Its commercial significance, the study suggests, is not simply that it avoids cyanide. The bigger point is that it appears to combine non-cyanide positioning with a process logic that still looks understandable to conventional hydrometallurgical operators. That matters because many alternative lixiviants have struggled to gain traction not because they are scientifically invalid, but because they impose too much downstream complexity, too much specialty chemistry burden, or too much cost.


The assessment also addresses toxicity, handling, and control burden at a screening level. It notes that sodium cyanide remains the high-burden benchmark because of its cyanide-centered solution management, detoxification requirements, containment sensitivity, and incident exposure profile. RZOLV is differentiated by its non-cyanide position and by early evidence indicating a more favorable practical toxicity profile than cyanide-based systems, while still requiring normal chemical handling discipline and method-specific safety review.


For miners, that combination could be meaningful. The industry’s problem has never been finding theoretical alternatives to cyanide. It has been finding one that can check enough boxes at once: technical credibility, downstream recoverability, manageable cost, operational intelligibility, and a stronger environmental or permitting profile. The report’s thesis is that RZOLV may be one of the few systems now pushing into that territory.

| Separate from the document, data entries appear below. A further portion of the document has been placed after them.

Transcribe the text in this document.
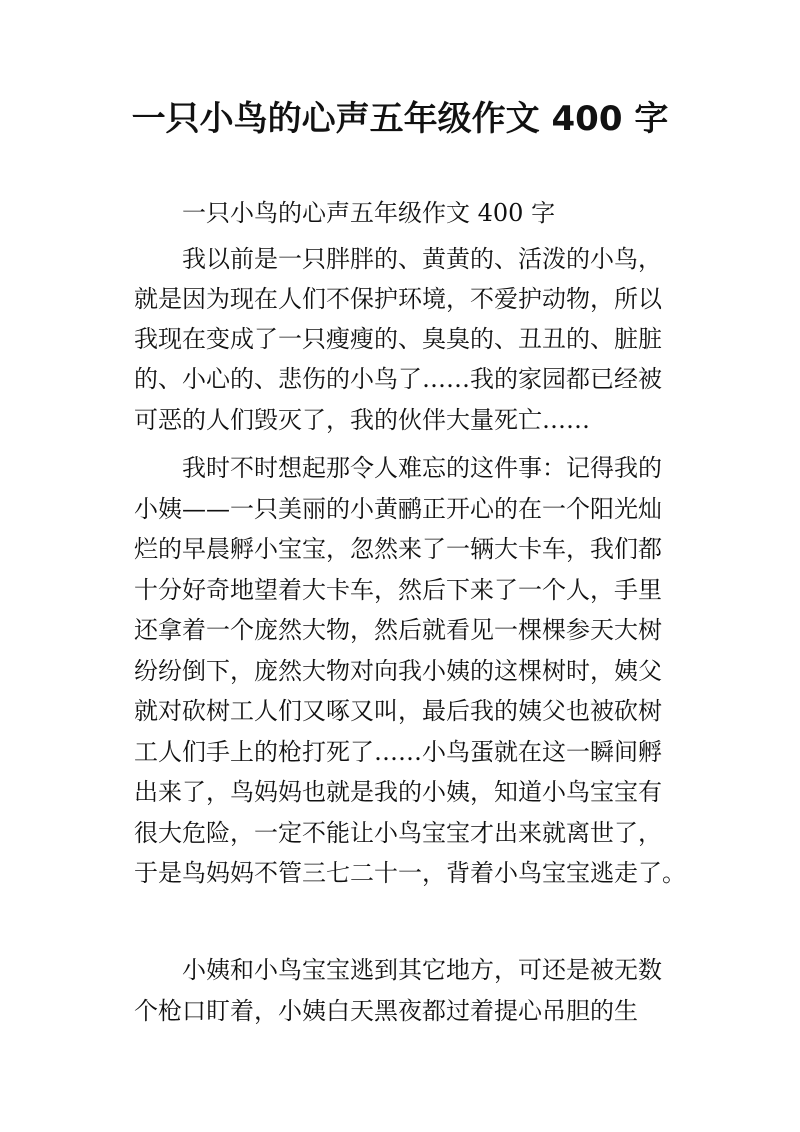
一只小鸟的心声五年级作文 400 字
一只小鸟的心声五年级作文 400 字
我以前是一只胖胖的、黄黄的、活泼的小鸟，
就是因为现在人们不保护环境，不爱护动物，所以
我现在变成了一只瘦瘦的、臭臭的、丑丑的、脏脏
的、小心的、悲伤的小鸟了……我的家园都已经被
可恶的人们毁灭了，我的伙伴大量死亡……
我时不时想起那令人难忘的这件事：记得我的
小姨——一只美丽的小黄鹂正开心的在一个阳光灿
烂的早晨孵小宝宝，忽然来了一辆大卡车，我们都
十分好奇地望着大卡车，然后下来了一个人，手里
还拿着一个庞然大物，然后就看见一棵棵参天大树
纷纷倒下，庞然大物对向我小姨的这棵树时，姨父
就对砍树工人们又啄又叫，最后我的姨父也被砍树
工人们手上的枪打死了……小鸟蛋就在这一瞬间孵
出来了，鸟妈妈也就是我的小姨，知道小鸟宝宝有
很大危险，一定不能让小鸟宝宝才出来就离世了，
于是鸟妈妈不管三七二十一，背着小鸟宝宝逃走了。
小姨和小鸟宝宝逃到其它地方，可还是被无数
个枪口盯着，小姨白天黑夜都过着提心吊胆的生
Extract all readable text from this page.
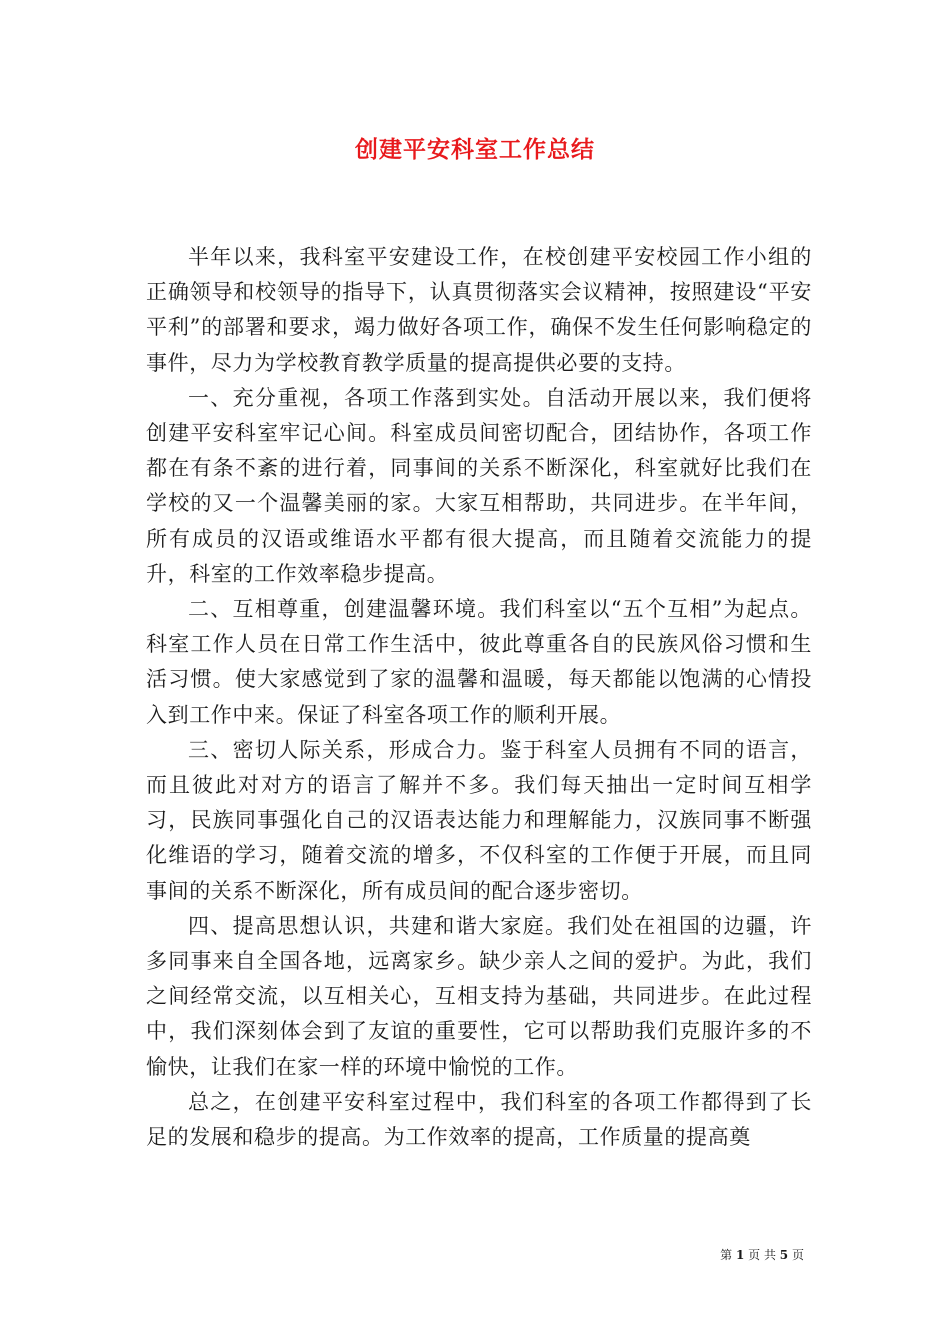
创建平安科室工作总结

半年以来，我科室平安建设工作，在校创建平安校园工作小组的正确领导和校领导的指导下，认真贯彻落实会议精神，按照建设“平安平利”的部署和要求，竭力做好各项工作，确保不发生任何影响稳定的事件，尽力为学校教育教学质量的提高提供必要的支持。

一、充分重视，各项工作落到实处。自活动开展以来，我们便将创建平安科室牢记心间。科室成员间密切配合，团结协作，各项工作都在有条不紊的进行着，同事间的关系不断深化，科室就好比我们在学校的又一个温馨美丽的家。大家互相帮助，共同进步。在半年间，所有成员的汉语或维语水平都有很大提高，而且随着交流能力的提升，科室的工作效率稳步提高。

二、互相尊重，创建温馨环境。我们科室以“五个互相”为起点。科室工作人员在日常工作生活中，彼此尊重各自的民族风俗习惯和生活习惯。使大家感觉到了家的温馨和温暖，每天都能以饱满的心情投入到工作中来。保证了科室各项工作的顺利开展。

三、密切人际关系，形成合力。鉴于科室人员拥有不同的语言，而且彼此对对方的语言了解并不多。我们每天抽出一定时间互相学习，民族同事强化自己的汉语表达能力和理解能力，汉族同事不断强化维语的学习，随着交流的增多，不仅科室的工作便于开展，而且同事间的关系不断深化，所有成员间的配合逐步密切。

四、提高思想认识，共建和谐大家庭。我们处在祖国的边疆，许多同事来自全国各地，远离家乡。缺少亲人之间的爱护。为此，我们之间经常交流，以互相关心，互相支持为基础，共同进步。在此过程中，我们深刻体会到了友谊的重要性，它可以帮助我们克服许多的不愉快，让我们在家一样的环境中愉悦的工作。

总之，在创建平安科室过程中，我们科室的各项工作都得到了长足的发展和稳步的提高。为工作效率的提高，工作质量的提高奠

第 1 页 共 5 页
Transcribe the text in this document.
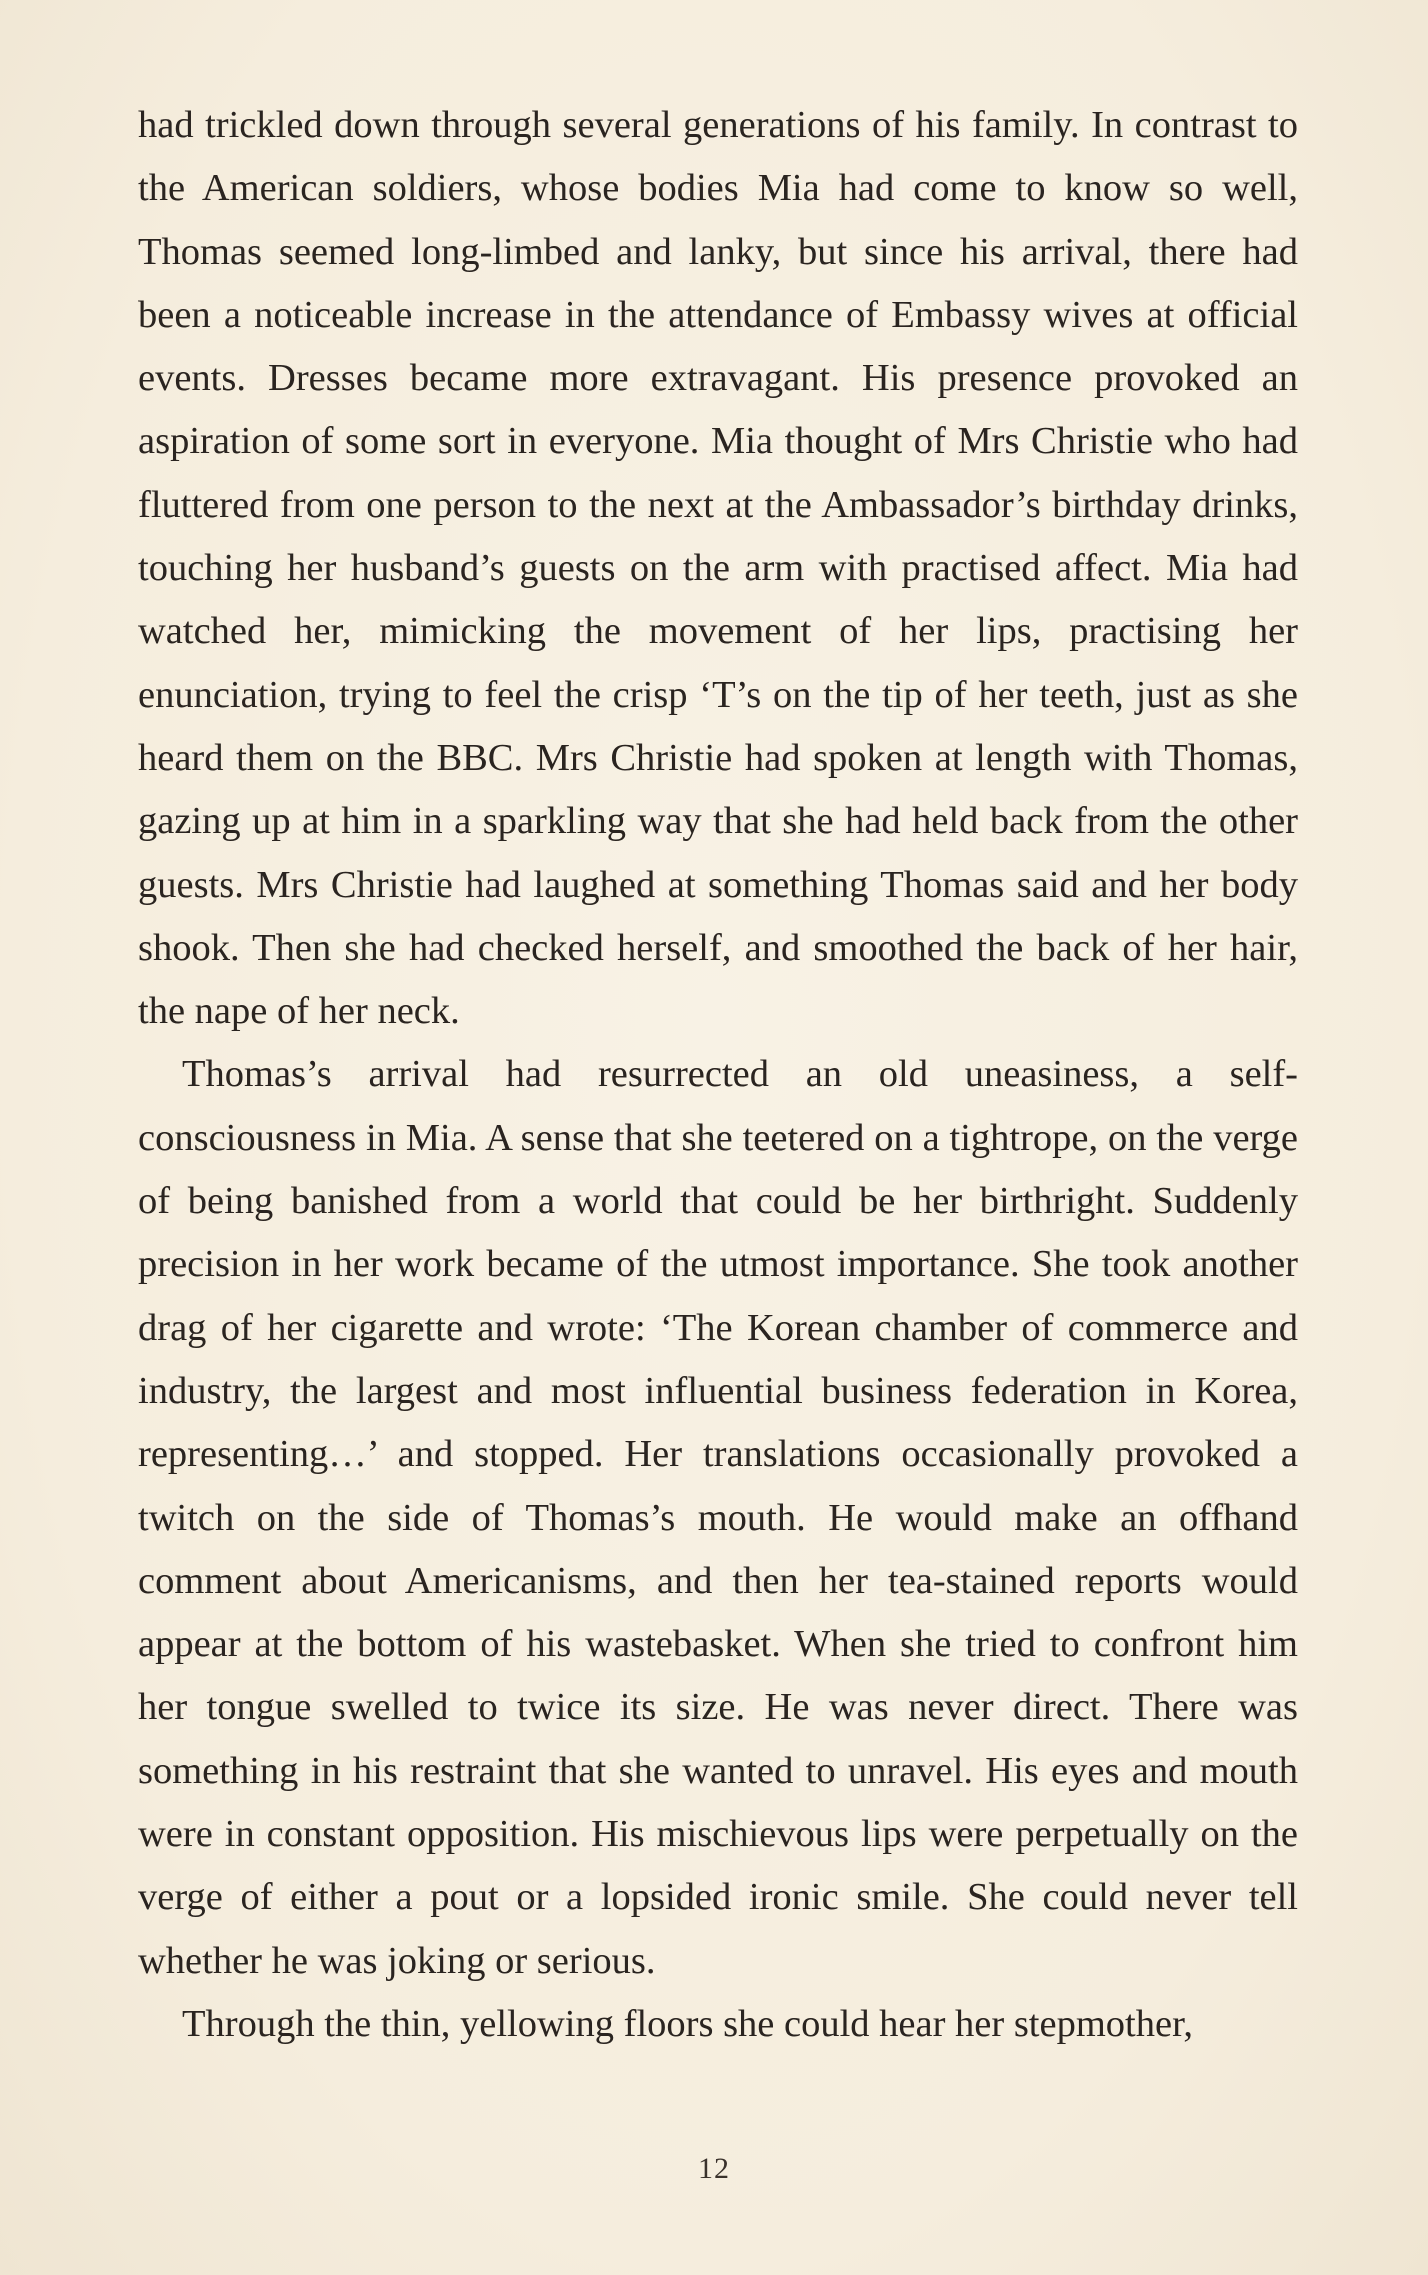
had trickled down through several generations of his family. In contrast to the American soldiers, whose bodies Mia had come to know so well, Thomas seemed long-limbed and lanky, but since his arrival, there had been a noticeable increase in the attendance of Embassy wives at official events. Dresses became more extravagant. His presence provoked an aspiration of some sort in everyone. Mia thought of Mrs Christie who had fluttered from one person to the next at the Ambassador’s birthday drinks, touching her husband’s guests on the arm with practised affect. Mia had watched her, mimicking the movement of her lips, practising her enunciation, trying to feel the crisp ‘T’s on the tip of her teeth, just as she heard them on the BBC. Mrs Christie had spoken at length with Thomas, gazing up at him in a sparkling way that she had held back from the other guests. Mrs Christie had laughed at something Thomas said and her body shook. Then she had checked herself, and smoothed the back of her hair, the nape of her neck.

Thomas’s arrival had resurrected an old uneasiness, a self-consciousness in Mia. A sense that she teetered on a tightrope, on the verge of being banished from a world that could be her birthright. Suddenly precision in her work became of the utmost importance. She took another drag of her cigarette and wrote: ‘The Korean chamber of commerce and industry, the largest and most influential business federation in Korea, representing…’ and stopped. Her translations occasionally provoked a twitch on the side of Thomas’s mouth. He would make an offhand comment about Americanisms, and then her tea-stained reports would appear at the bottom of his wastebasket. When she tried to confront him her tongue swelled to twice its size. He was never direct. There was something in his restraint that she wanted to unravel. His eyes and mouth were in constant opposition. His mischievous lips were perpetually on the verge of either a pout or a lopsided ironic smile. She could never tell whether he was joking or serious.

Through the thin, yellowing floors she could hear her stepmother,

12
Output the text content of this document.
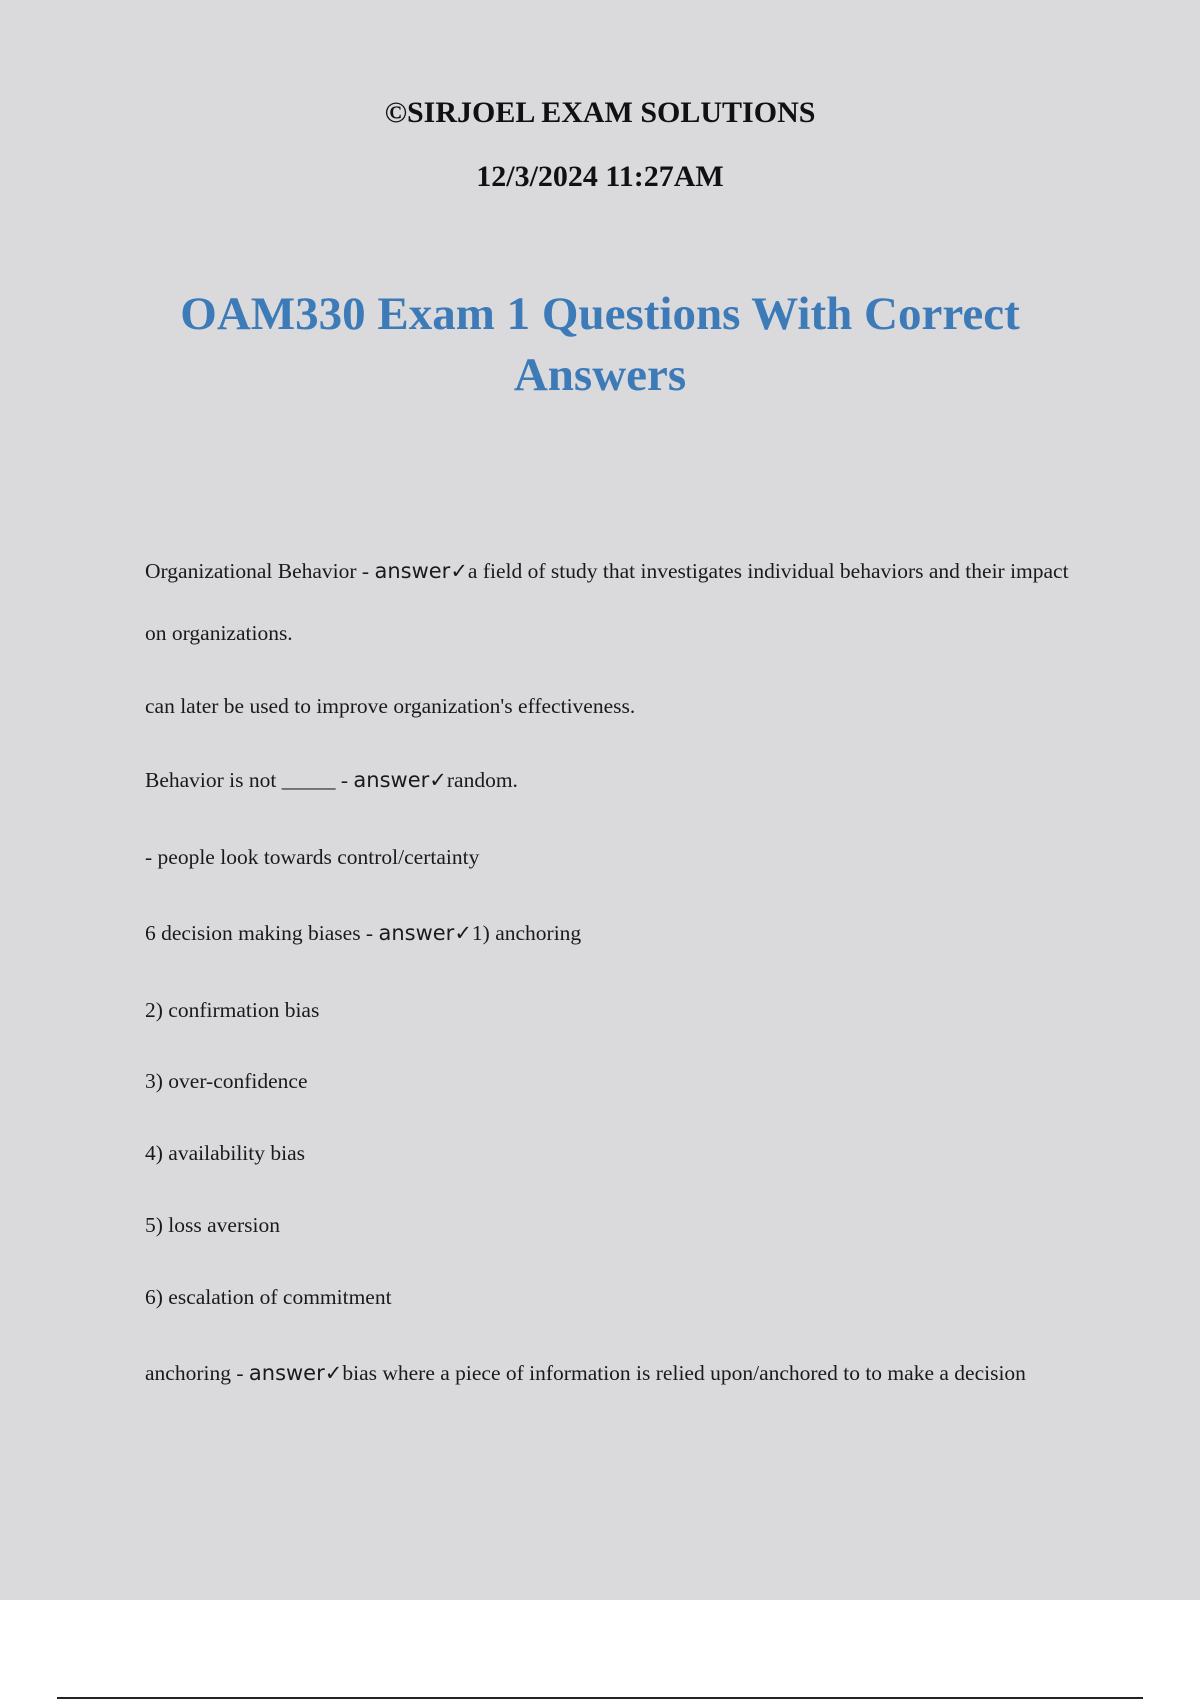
©SIRJOEL EXAM SOLUTIONS
12/3/2024 11:27AM
OAM330 Exam 1 Questions With Correct Answers
Organizational Behavior - answer✓a field of study that investigates individual behaviors and their impact on organizations.
can later be used to improve organization's effectiveness.
Behavior is not _____ - answer✓random.
- people look towards control/certainty
6 decision making biases - answer✓1) anchoring
2) confirmation bias
3) over-confidence
4) availability bias
5) loss aversion
6) escalation of commitment
anchoring - answer✓bias where a piece of information is relied upon/anchored to to make a decision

Still, in a sector where many non-cyanide ideas remain either too expensive, too specialized, or too indirect, this assessment delivers a clear message: RZOLV may no longer belong in the category of interesting alternative chemistry. It may now belong in the category of serious commercial contender.


Disclaimer


This article has been prepared for general informational purposes only and summarizes selected conclusions from a screening-level comparative assessment prepared by RZOLV under a defined set of assumptions and a common comparison basis. The article does not constitute a feasibility study, preliminary economic assessment, NI 43-101 technical report, mineral resource or reserve estimate, engineering study, process guarantee, or formal economic analysis. The comparative statements, indicative chemistry-cost references, technical observations, and commercial interpretations presented herein are illustrative only, are based on representative methods reviewed under specific assumptions, and are not intended to represent definitive or universally applicable conclusions across all ore types, concentrate types, tailings, residues, or operating environments. Actual technical and economic performance may vary materially depending on mineralogy, feed characteristics, impurity profile, particle size distribution, oxidation state, reagent consumption, recycle efficiency, downstream recovery response, engineering design, operating conditions, environmental requirements, regulatory considerations, and other project-specific factors. The article should not be relied upon as the basis for project selection, process implementation, investment decisions, or any other commercial determination without independent technical, legal, and financial review. Statements regarding the potential advantages, positioning, scalability, validation pathway, commercial applicability, or future prospects of RZOLV or any other method may constitute forward-looking information within the meaning of applicable securities laws. Forward-looking information is based on management’s current expectations, estimates, assumptions, and beliefs, and is subject to known and unknown risks, uncertainties, and other factors that may cause actual results or outcomes to differ materially from those expressed or implied by such forward-looking information. Readers are cautioned not to place undue reliance on forward-looking information.